Confiée par sa famille à l’âge de 16 ans à un parent pour servir de domestique, un phénomène très répandu au Mali, elle a été introduite dans la prostitution. Mascotte de la clientèle dans un groupe de 5 mineures sous influence, elle est privée de soins contre son gré. Et pourtant, 03 mineures sur 4 avouent ne pas utiliser toujours de préservatifs avec leurs clients. 4 mineures sur 10 déclarent avoir été infectées une fois dans leur vie par les IST/MST dont peut-être le VIH.
« Les clients sont prêts à mettre un prix fort quand elles ont en face des créatures très jeunes qui se lancent à peine. Ils (les proxénètes) recrutent donc parfois de manière extrêmement violente et les filles qui manifestent la volonté de quitter le système font l’objet de menaces et de sortilèges. Le taux de sortie des réseaux est dès lors infime ».
Après recoupement des témoignages, il apparaît que certaines jeunes filles envisagent la prostitution comme une solution provisoire, parce qu’il leur semble ne pas y avoir pour elles une alternative économique après la déscolarisation. Elles s’y résignent en espérant qu’elle leur permettra de gagner suffisamment d’argents pour mettre leurs familles à l’abri du besoin ou trouver un emploi formel. Selon l’Unicef, les filles se disent disposées à accepter n’importe quel emploi. La prostitution des filles mineures âgées de 12 à 17 ans représente ainsi au Mali, un défi majeur (BIT, 2008).

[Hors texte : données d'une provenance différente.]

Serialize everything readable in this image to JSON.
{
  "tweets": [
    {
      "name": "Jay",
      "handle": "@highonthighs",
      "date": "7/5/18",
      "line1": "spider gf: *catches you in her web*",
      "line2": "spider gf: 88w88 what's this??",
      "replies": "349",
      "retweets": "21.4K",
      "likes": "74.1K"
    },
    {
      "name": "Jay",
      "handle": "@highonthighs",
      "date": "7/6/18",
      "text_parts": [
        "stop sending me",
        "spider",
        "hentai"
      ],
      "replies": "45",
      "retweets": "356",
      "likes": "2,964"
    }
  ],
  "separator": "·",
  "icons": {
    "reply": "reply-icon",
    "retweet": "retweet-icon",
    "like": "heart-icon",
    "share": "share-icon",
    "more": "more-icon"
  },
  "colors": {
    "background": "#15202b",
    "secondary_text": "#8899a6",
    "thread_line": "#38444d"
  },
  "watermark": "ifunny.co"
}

Nous pénétrons dans une maison de quatre pièces à Faladié. Les travailleuses de sexe récupèrent dans les habitations. « C’est un lieu de repos et non un harem. Elles vont travailler la nuit et le jour, elles viennent ici se ressourcer ». Tente de rassurer notre guide. « Il est presque 16 heures. Si vous patientez un peu, vous allez assister à leur réveil avant les interviews ». Il nous prévient que son site n’accepte pas les mineures. Néanmoins, on flaire que l’itinéraire a été prémédité. « Ne prenez pas par là. Il n’y a rien à voir de ce côté. Arrêtez de jeter des coups d’œil partout. Je l’avais dit à votre intermédiaire ». S’irrite notre interlocuteur.

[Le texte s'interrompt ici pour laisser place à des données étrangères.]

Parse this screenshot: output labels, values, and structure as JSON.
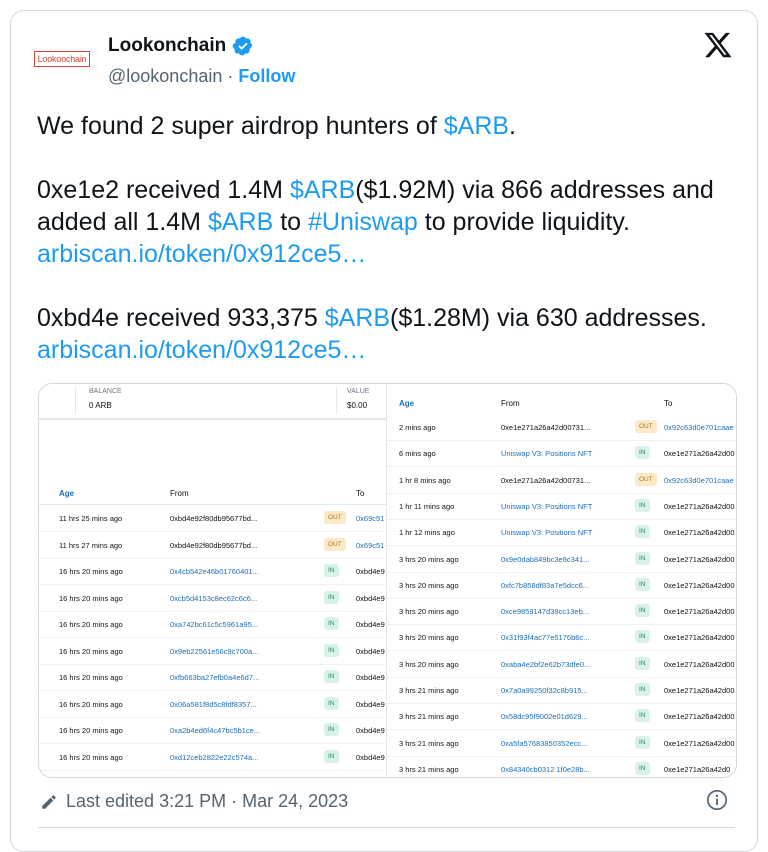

Soudain, une chambre s’ouvre et une silhouette féminine apparaît sur l’estrade : « j’ai de la visite. C’est mon ami. Dis à tes gars de le laisser passer ». Sur le fait, notre guide décide de briser la glace « C’est une fille mère de 18 ans que vous avez vue. Elle a une fille d’un an et demi dont elle ignore le père mais son cas est loin d’être unique ». En effet, certains clients se lient durablement d’amitié avec les adolescentes travailleuses de sexe. Ils leur offrent des présents, payent des sorties, tout ça, sans forcément aller au sexe tous les jours. Une seule travailleuse de sexe peut avoir plusieurs clients réguliers qui se comportent ainsi.

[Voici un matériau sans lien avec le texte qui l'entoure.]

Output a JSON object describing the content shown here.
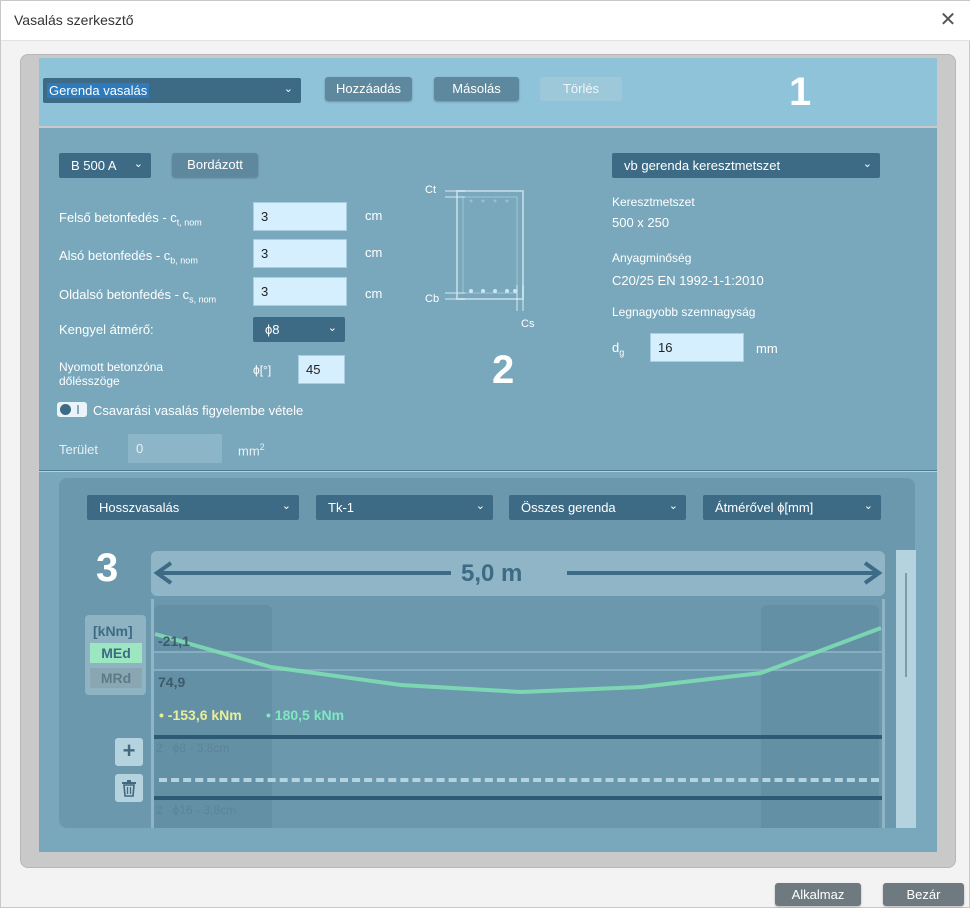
{
  "window": {
    "title": "Vasalás szerkesztő"
  },
  "panel1": {
    "type_select": "Gerenda vasalás",
    "add_label": "Hozzáadás",
    "copy_label": "Másolás",
    "delete_label": "Törlés",
    "marker": "1"
  },
  "panel2": {
    "steel_select": "B 500 A",
    "ribbed_label": "Bordázott",
    "top_cover_label": "Felső betonfedés - c",
    "top_cover_sub": "t, nom",
    "top_cover_value": "3",
    "bottom_cover_label": "Alsó betonfedés - c",
    "bottom_cover_sub": "b, nom",
    "bottom_cover_value": "3",
    "side_cover_label": "Oldalsó betonfedés - c",
    "side_cover_sub": "s, nom",
    "side_cover_value": "3",
    "unit_cm": "cm",
    "stirrup_label": "Kengyel átmérő:",
    "stirrup_value": "ϕ8",
    "strut_label_1": "Nyomott betonzóna",
    "strut_label_2": "dőlésszöge",
    "strut_unit": "ϕ[°]",
    "strut_value": "45",
    "torsion_label": "Csavarási vasalás figyelembe vétele",
    "area_label": "Terület",
    "area_value": "0",
    "area_unit": "mm",
    "area_unit_sup": "2",
    "section_select": "vb gerenda keresztmetszet",
    "section_heading": "Keresztmetszet",
    "section_value": "500 x 250",
    "material_heading": "Anyagminőség",
    "material_value": "C20/25 EN 1992-1-1:2010",
    "aggregate_heading": "Legnagyobb szemnagyság",
    "dg_label": "d",
    "dg_sub": "g",
    "dg_value": "16",
    "dg_unit": "mm",
    "ct_label": "Ct",
    "cb_label": "Cb",
    "cs_label": "Cs",
    "marker": "2"
  },
  "panel3": {
    "rebar_select": "Hosszvasalás",
    "loadcase_select": "Tk-1",
    "beam_select": "Összes gerenda",
    "display_select": "Átmérővel ϕ[mm]",
    "marker": "3",
    "span_label": "5,0 m",
    "legend_unit": "[kNm]",
    "legend_med": "MEd",
    "legend_mrd": "MRd",
    "moment_top": "-21,1",
    "moment_bottom": "74,9",
    "med_min": "-153,6 kNm",
    "med_max": "180,5 kNm",
    "top_bar": "2   ϕ8 - 3,8cm",
    "bottom_bar": "2   ϕ16 - 3,8cm",
    "add_icon": "+",
    "colors": {
      "med_curve": "#7fe0b3",
      "med_min_text": "#e8ef9a",
      "med_max_text": "#7fe8c0"
    }
  },
  "footer": {
    "apply_label": "Alkalmaz",
    "close_label": "Bezár"
  }
}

A travers ces relations, la fille se sent considérée et aimée malgré le caractère déshonorable de sa profession. Elles retrouvent la chaleur humaine et donc ne mettent plus de barrière, consentent ainsi à des rapports sexuels non protégés. Les nigérianes disent « my boy-friend ». Mais quand une grossesse survient, tous ces chevaliers servant prennent la fuite.